The new law, which came into effect on 10 January, limits internet access to those, such as officially recognised businesses and government offices, with special telephone accounts payable in US dollars. This prevents ordinary Cuban people from accessing the service.

“Amnesty International fears that the new measures are intended to prevent human rights monitoring by restricting the flow of information out of Cuba,” the organisation said.

“The Cuban authorities must do away with illegitimate curbs on freedom of expression and information, and must bring their legislation into line with international human rights standards once and for all,” Amnesty International concluded.

Background Information
The vast majority of Cuba’s media are state-owned and -controlled. Cubans’ access to foreign media is limited. However, Cuban government sources have reportedly indicated that they believe up to 40,000 Cubans have unofficial access to the internet.

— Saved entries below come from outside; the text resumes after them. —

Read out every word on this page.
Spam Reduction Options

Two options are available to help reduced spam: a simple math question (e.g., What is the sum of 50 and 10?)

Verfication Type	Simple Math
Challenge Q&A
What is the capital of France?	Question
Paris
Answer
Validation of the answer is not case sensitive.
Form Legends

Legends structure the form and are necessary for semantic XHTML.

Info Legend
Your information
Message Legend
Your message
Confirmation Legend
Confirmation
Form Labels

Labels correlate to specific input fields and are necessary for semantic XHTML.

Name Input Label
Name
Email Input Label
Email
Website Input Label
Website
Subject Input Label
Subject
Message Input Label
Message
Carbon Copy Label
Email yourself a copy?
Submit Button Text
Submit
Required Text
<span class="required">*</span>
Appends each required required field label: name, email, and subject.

The Universal Declaration of Human Rights, in its article 19, guarantees the right to freedom of opinion and expression, including the freedom to “seek, receive and impart information and ideas through any media and regardless of frontiers”. These rights have been further codified and protected in standards such as the International Covenant on Civil and Political Rights (ICCPR), the UN Siracusa Principles on the Limitation and Derogation of Provisions in the ICCPR (1985) and the Johannesburg Principles on National Security, Freedom of Expression and Access to Information (1996).

Amnesty International is currently campaigning for the immediate and unconditional release of 84 prisoners of conscience in Cuba, incarcerated for the peaceful exercise of fundamental freedoms.